A crypto wallet linked to a 20-year-old fraud suspect in Thailand processed more than $122.5 million over 10 months, moving proceeds from romance scams through cross-chain token swaps designed to hide where the money came from. Thai police arrested two people in the case, part of a coordinated crackdown spanning 97 countries called Operation First Light 2026. Interpol reported 5,811 arrests and $293 million in illicit assets intercepted worldwide, tied to fraud and money laundering.

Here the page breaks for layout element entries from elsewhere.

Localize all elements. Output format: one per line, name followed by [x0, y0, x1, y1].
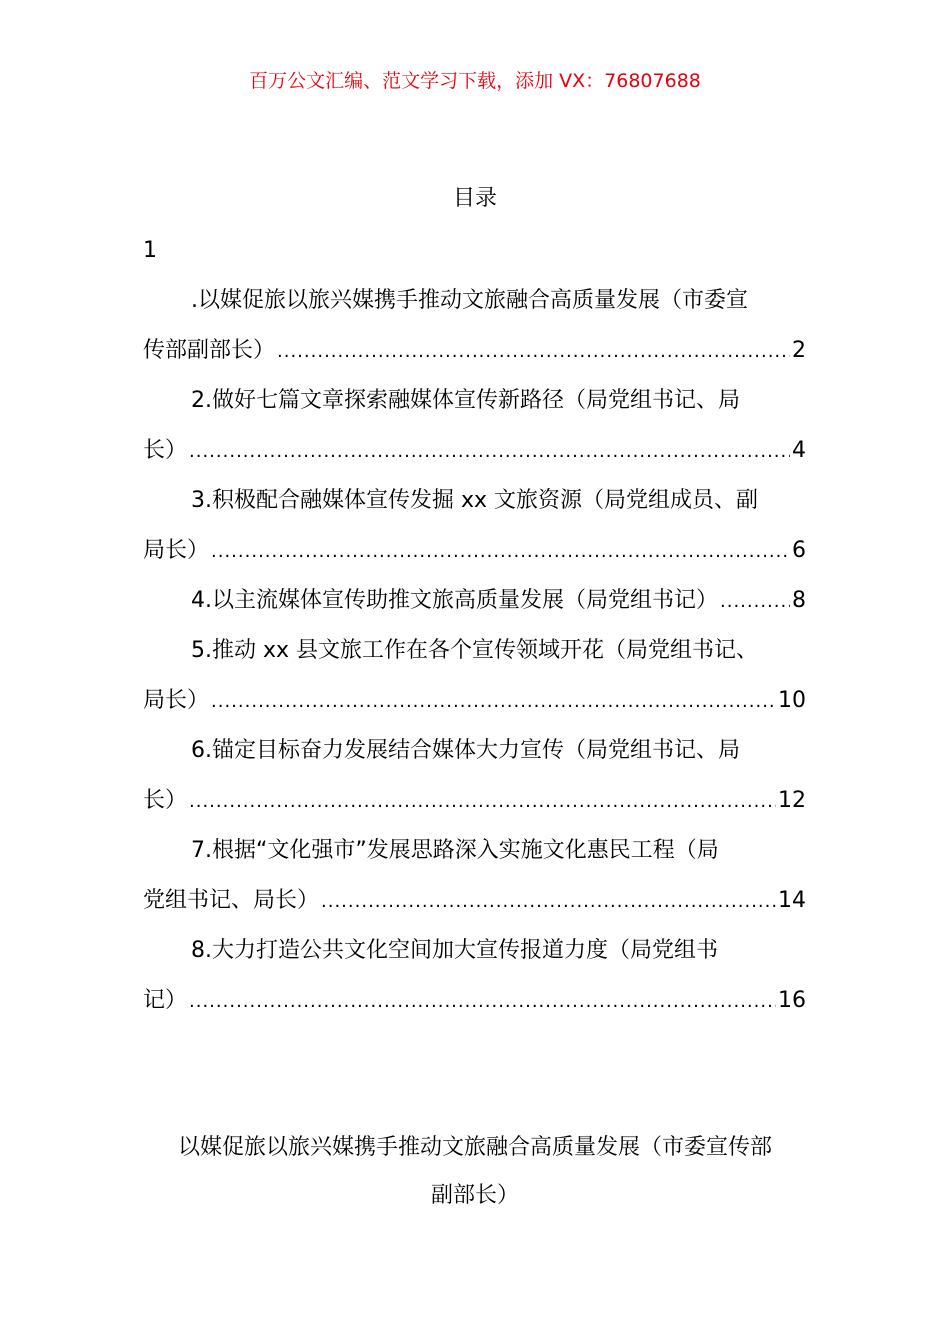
- dot-leader: [189, 433, 790, 471]
- toc-page-number: 6: [792, 538, 806, 563]
- toc-entry-5[interactable]: [143, 632, 806, 732]
- toc-page-number: 10: [778, 688, 806, 713]
- toc-entry-3[interactable]: [143, 482, 806, 582]
- toc-number: 1: [143, 238, 157, 263]
- dot-leader: [211, 533, 790, 571]
- toc-entry-text: 2.做好七篇文章探索融媒体宣传新路径（局党组书记、局: [191, 388, 740, 413]
- toc-page-number: 4: [792, 438, 806, 463]
- dot-leader: [211, 683, 776, 721]
- toc-entry-text: .以媒促旅以旅兴媒携手推动文旅融合高质量发展（市委宣: [191, 288, 748, 313]
- dot-leader: [189, 983, 776, 1021]
- toc-entry-2[interactable]: [143, 382, 806, 482]
- section-heading-line-2: 副部长）: [430, 1183, 519, 1208]
- table-of-contents: [143, 282, 806, 1032]
- toc-entry-1[interactable]: [143, 282, 806, 382]
- toc-entry-8[interactable]: [143, 932, 806, 1032]
- toc-entry-text: 3.积极配合融媒体宣传发掘 xx 文旅资源（局党组成员、副: [191, 488, 759, 513]
- dot-leader: [720, 583, 790, 621]
- toc-entry-text: 7.根据“文化强市”发展思路深入实施文化惠民工程（局: [191, 838, 719, 863]
- dot-leader: [189, 783, 776, 821]
- toc-page-number: 14: [778, 888, 806, 913]
- toc-entry-text-cont: 传部副部长）: [143, 338, 276, 363]
- toc-page-number: 16: [778, 988, 806, 1013]
- toc-entry-text-cont: 记）: [143, 988, 188, 1013]
- toc-entry-7[interactable]: [143, 832, 806, 932]
- toc-entry-text-cont: 局长）: [143, 538, 210, 563]
- toc-title: 目录: [452, 186, 497, 211]
- promo-header: 百万公文汇编、范文学习下载，添加 VX：76807688: [249, 70, 701, 92]
- toc-entry-text: 8.大力打造公共文化空间加大宣传报道力度（局党组书: [191, 938, 718, 963]
- toc-page-number: 8: [792, 588, 806, 613]
- toc-entry-text-cont: 长）: [143, 788, 188, 813]
- section-heading-line-1: 以媒促旅以旅兴媒携手推动文旅融合高质量发展（市委宣传部: [177, 1135, 772, 1160]
- dot-leader: [321, 883, 776, 921]
- toc-entry-4[interactable]: [143, 582, 806, 632]
- toc-entry-text: 5.推动 xx 县文旅工作在各个宣传领域开花（局党组书记、: [191, 638, 759, 663]
- toc-entry-text: 6.锚定目标奋力发展结合媒体大力宣传（局党组书记、局: [191, 738, 740, 763]
- toc-entry-text-cont: 长）: [143, 438, 188, 463]
- dot-leader: [277, 333, 790, 371]
- toc-entry-text-cont: 党组书记、局长）: [143, 888, 320, 913]
- toc-page-number: 12: [778, 788, 806, 813]
- section-heading: [140, 1124, 810, 1220]
- toc-entry-6[interactable]: [143, 732, 806, 832]
- toc-entry-text: 4.以主流媒体宣传助推文旅高质量发展（局党组书记）: [191, 588, 718, 613]
- toc-page-number: 2: [792, 338, 806, 363]
- toc-entry-text-cont: 局长）: [143, 688, 210, 713]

Inside the $122M Laundering Trail
Interpol’s recent release said Thai authorities traced a wallet connected to the 20-year-old suspect, accused of laundering proceeds from romance scams, also known as ‘pig butchering scams’, where a scammer builds a fake relationship online before steering the victim into a fraudulent crypto investment. The $122.5 million figure reflects money that passed through the wallet across the 10-month span, not a balance sitting there at any single point.

Source – Interpol
Investigators said the funds moved through cross-chain token swaps, a method that shifts crypto between different blockchains, making the money harder to trace. Interpol did not name the wallet address, identify the specific cryptocurrencies or chains involved, say how much of the total came directly from theft, or disclose how much Thai authorities recovered.
The Thailand case was one thread in a far wider operation. Interpol counted 5,811 arrests across 97 countries and territories, alongside $293 million in intercepted assets and more than 142,000 identified victims globally.
What This Means for Crypto Users
Cross-chain swaps make stolen funds harder for victims and investigators to follow once the money enters the crypto system, which is part of why romance scams so often end with proceeds vanishing into wallets that never resurface.
Treating unsolicited investment advice from a new online contact as a warning sign remains one of the most reliable protections available. For a closer look at how these schemes typically unfold, our guide to common crypto scams breaks down the patterns to watch for.
What to Watch Next
Interpol has not said whether additional wallets from Operation First Light 2026 will be named as the investigation proceeds, though the recent release noted that units across Europe and Southeast Asia are still processing seized devices and financial records connected to the case. Any update naming the specific chains involved or the amount Thai authorities recovered would most likely come through Thailand’s national police or a follow-up Interpol statement.
What this means for you: If someone you’ve only met online starts encouraging you to move money into crypto, verify their identity and the platform independently before sending anything, since recovering funds after a scam like this is rare once the funds have moved through a cross-chain swap.